In April of 2014, Microsoft will stop releasing any new security patches for Windows XP. “Like it or not, migrating off Windows XP is no longer optional, the clock is counting down”, says Jason Fossen, principal security consultant at Enclave Consulting LLC, published author and a noted public speaker on Microsoft security issues.
“Hackers are still actively looking for vulnerabilities within the older operating systems. As of April 2014, Microsoft will no longer release any new security patches for Windows XP,” explains Fossen. “Roughly half of all business and government computers are still running Windows XP, and the time is running out before XP’s end of life. XP vulnerabilities published after April of 2014 will be very valuable to hackers and malware designers.”
Fossen believes that older operating system and unpatched application software such as Adobe Reader and Java are instrumental in the rise of Advanced Persistent Threat (APT). The expert points to the recent report from Mandiant on APT1, an organised group which it links to China’s 2nd Bureau of the People’s Liberation Army (PLA) General Staff Department’s (GSD) 3rd Department (Military Cover Designator 61398).

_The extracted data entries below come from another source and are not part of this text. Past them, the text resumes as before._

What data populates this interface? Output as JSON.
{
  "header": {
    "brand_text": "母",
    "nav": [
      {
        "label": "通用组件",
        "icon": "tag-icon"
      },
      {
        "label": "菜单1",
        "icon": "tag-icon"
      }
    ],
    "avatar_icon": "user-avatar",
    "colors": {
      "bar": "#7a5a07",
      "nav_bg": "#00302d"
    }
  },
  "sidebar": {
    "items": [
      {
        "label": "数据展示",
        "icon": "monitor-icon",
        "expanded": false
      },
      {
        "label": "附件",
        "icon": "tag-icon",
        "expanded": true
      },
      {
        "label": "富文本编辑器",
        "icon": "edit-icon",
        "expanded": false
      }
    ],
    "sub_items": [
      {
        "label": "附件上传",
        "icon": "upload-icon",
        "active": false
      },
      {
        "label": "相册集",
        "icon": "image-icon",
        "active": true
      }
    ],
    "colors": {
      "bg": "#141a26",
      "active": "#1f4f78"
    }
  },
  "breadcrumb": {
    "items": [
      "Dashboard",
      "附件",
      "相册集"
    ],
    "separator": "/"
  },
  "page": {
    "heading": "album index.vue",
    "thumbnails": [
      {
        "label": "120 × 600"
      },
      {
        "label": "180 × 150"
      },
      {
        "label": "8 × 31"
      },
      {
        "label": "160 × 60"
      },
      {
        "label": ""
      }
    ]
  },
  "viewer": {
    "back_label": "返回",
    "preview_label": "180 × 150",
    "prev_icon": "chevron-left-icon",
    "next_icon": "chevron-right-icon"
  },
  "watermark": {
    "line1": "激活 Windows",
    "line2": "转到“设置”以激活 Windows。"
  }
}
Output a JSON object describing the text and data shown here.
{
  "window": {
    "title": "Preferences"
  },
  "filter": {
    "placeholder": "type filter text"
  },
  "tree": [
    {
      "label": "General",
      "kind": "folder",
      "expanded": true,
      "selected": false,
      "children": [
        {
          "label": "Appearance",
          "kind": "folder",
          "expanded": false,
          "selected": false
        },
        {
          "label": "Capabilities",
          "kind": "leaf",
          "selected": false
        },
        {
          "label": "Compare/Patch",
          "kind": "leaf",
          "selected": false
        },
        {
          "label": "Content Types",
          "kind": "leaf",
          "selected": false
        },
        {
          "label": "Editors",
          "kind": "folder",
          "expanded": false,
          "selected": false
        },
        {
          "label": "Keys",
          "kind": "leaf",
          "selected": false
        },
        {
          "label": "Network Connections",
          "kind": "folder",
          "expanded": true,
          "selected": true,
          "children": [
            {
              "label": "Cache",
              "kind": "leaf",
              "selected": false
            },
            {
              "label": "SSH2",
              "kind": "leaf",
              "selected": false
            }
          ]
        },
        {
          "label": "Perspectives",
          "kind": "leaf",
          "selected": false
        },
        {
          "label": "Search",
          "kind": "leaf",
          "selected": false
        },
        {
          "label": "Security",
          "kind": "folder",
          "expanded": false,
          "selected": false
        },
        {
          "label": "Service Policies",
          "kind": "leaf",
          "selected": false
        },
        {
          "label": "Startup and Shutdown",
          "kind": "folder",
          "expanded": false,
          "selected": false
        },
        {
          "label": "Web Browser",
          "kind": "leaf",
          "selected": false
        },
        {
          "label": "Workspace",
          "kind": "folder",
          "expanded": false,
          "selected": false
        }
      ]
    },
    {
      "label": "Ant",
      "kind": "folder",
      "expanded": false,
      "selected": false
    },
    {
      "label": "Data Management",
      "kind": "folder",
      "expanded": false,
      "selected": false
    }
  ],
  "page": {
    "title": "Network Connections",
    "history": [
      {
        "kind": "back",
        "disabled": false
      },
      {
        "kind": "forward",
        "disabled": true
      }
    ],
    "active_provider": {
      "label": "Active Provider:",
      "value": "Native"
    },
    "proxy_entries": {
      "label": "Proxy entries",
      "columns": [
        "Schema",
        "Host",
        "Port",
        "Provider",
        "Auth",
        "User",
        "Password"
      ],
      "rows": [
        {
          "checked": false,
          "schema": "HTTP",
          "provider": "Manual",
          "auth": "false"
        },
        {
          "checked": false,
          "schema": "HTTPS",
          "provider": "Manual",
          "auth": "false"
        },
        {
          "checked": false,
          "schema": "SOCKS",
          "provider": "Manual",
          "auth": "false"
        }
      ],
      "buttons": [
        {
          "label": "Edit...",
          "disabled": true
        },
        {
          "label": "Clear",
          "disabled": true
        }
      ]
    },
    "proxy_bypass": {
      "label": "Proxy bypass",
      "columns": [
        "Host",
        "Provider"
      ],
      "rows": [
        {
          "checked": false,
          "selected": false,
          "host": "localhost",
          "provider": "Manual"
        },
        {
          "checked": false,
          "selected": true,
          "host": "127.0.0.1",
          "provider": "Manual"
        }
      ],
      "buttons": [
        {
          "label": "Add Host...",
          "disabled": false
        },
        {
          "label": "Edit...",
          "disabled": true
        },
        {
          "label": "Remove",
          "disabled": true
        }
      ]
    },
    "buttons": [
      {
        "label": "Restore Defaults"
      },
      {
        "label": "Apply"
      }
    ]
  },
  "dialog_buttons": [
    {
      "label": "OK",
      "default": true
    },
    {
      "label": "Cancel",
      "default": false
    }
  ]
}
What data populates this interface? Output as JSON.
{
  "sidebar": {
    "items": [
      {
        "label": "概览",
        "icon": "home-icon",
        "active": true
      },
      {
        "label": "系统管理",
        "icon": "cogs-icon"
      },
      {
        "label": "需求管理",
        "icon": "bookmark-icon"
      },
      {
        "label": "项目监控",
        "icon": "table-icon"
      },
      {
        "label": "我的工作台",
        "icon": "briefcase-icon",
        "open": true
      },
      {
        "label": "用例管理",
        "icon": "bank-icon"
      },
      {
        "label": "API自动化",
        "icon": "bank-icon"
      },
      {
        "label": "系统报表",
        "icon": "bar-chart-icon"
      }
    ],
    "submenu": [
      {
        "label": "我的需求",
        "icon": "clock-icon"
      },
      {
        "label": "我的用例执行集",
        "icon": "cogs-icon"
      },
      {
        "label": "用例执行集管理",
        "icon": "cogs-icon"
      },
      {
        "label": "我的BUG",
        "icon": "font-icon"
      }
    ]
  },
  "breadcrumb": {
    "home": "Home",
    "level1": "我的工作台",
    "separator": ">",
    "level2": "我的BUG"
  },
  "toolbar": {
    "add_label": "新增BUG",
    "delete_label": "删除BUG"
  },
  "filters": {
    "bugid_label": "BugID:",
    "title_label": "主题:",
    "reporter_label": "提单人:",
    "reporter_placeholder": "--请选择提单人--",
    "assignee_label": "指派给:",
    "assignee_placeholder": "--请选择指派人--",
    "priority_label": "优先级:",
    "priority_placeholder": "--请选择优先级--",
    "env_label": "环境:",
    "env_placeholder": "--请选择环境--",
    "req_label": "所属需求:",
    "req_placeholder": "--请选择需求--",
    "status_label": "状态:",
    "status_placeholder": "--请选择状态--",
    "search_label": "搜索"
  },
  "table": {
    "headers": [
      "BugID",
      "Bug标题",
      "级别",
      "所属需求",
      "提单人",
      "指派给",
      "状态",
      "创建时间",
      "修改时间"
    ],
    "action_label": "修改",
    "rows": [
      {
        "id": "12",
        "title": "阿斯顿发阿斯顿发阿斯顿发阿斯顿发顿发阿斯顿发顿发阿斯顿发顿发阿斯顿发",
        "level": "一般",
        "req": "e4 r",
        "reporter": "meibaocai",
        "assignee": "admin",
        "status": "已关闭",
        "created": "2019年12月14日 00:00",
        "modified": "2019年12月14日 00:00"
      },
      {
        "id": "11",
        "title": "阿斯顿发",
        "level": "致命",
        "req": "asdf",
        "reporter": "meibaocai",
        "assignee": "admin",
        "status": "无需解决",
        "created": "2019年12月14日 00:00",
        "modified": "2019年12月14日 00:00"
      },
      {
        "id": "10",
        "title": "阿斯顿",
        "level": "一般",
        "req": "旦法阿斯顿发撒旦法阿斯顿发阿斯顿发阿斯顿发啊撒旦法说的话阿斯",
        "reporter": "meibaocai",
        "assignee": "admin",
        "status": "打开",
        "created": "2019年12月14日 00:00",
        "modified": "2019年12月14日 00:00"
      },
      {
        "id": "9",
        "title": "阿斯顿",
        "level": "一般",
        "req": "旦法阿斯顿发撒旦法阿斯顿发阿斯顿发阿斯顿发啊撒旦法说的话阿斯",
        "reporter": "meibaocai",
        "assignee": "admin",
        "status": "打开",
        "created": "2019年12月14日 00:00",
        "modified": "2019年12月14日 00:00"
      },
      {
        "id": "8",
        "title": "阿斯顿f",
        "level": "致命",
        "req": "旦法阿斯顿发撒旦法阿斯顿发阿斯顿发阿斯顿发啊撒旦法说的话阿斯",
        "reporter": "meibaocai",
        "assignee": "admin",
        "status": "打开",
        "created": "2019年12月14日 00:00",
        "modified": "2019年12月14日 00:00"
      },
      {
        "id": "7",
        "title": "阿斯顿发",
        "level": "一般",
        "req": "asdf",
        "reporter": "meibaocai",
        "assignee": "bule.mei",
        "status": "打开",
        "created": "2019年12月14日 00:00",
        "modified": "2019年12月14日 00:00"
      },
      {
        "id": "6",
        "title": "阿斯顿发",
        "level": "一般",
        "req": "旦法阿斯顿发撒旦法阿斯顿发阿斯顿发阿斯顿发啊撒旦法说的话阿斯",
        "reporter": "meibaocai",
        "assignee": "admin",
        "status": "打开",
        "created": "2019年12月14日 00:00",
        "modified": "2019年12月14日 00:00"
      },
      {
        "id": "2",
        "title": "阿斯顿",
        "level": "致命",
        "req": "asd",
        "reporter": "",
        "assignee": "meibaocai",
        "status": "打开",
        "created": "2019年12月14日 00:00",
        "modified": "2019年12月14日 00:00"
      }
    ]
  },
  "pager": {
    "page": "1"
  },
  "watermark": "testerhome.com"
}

According to its research, since 2006 APT1 has conducted economic espionage against 141 victims across multiple industries. The report also highlights 40 APT1 malware families that have been used in attacks. “APT attacks will exploit Microsoft operating systems and securing Windows is absolutely critical in reducing the risk of APT,” says Fossen.
Fossen stresses that the issue is not entirely the fault of Microsoft, as all operating systems eventually need to be decommissioned. However, organisations often underestimate the security risk of waiting till the last moment to migrate and cannot migrate sooner or more quickly because of budget constraints. “Newer versions of Windows provide features that help resist APT but only if correctly configured and deployed and many organisations still lack the knowledge to utilise these features in a coherent fashion,” Fossen adds.
Fossen will be teaching the new SANS SEC505: Securing Windows and Resisting Malware course which will be making its European debut at SANS Secure Europe 2013. The SANS instructor has spent several months updating the course syllabus to reflect the arrival of new operating systems, but highlights the end of life for previous versions as a much more worrying event.
This course teaches the most important things to do to secure Windows and how to minimize the impact on users of these changes. Through hands on demonstrations, the course teaches step-by-step exercises and offers preparation for the GIAC Certified Windows Security Administrator (GCWN) certification exam.
“As we live within a world where Advanced Persistent Threat malware is now commonplace, unsupported and vulnerable operating systems residing within a seemingly secure environment can become a breeding ground for APT. Organisations need to develop a migration strategy to get off Windows XP before April of 2014, not after.”
The Securing Windows and Resisting Malware course is fully updated for Windows Server 2012, Windows 8, Server 2008-R2, and Windows 7.
SANS Secure Europe 2013, mainland Europe’s largest InfoSec training event will be returning to Amsterdam’s Radisson Blu Hotel from 15th to 27th of April 2013 with a roster of eight essential training courses plus free evening talks, networking opportunities and NetWars session.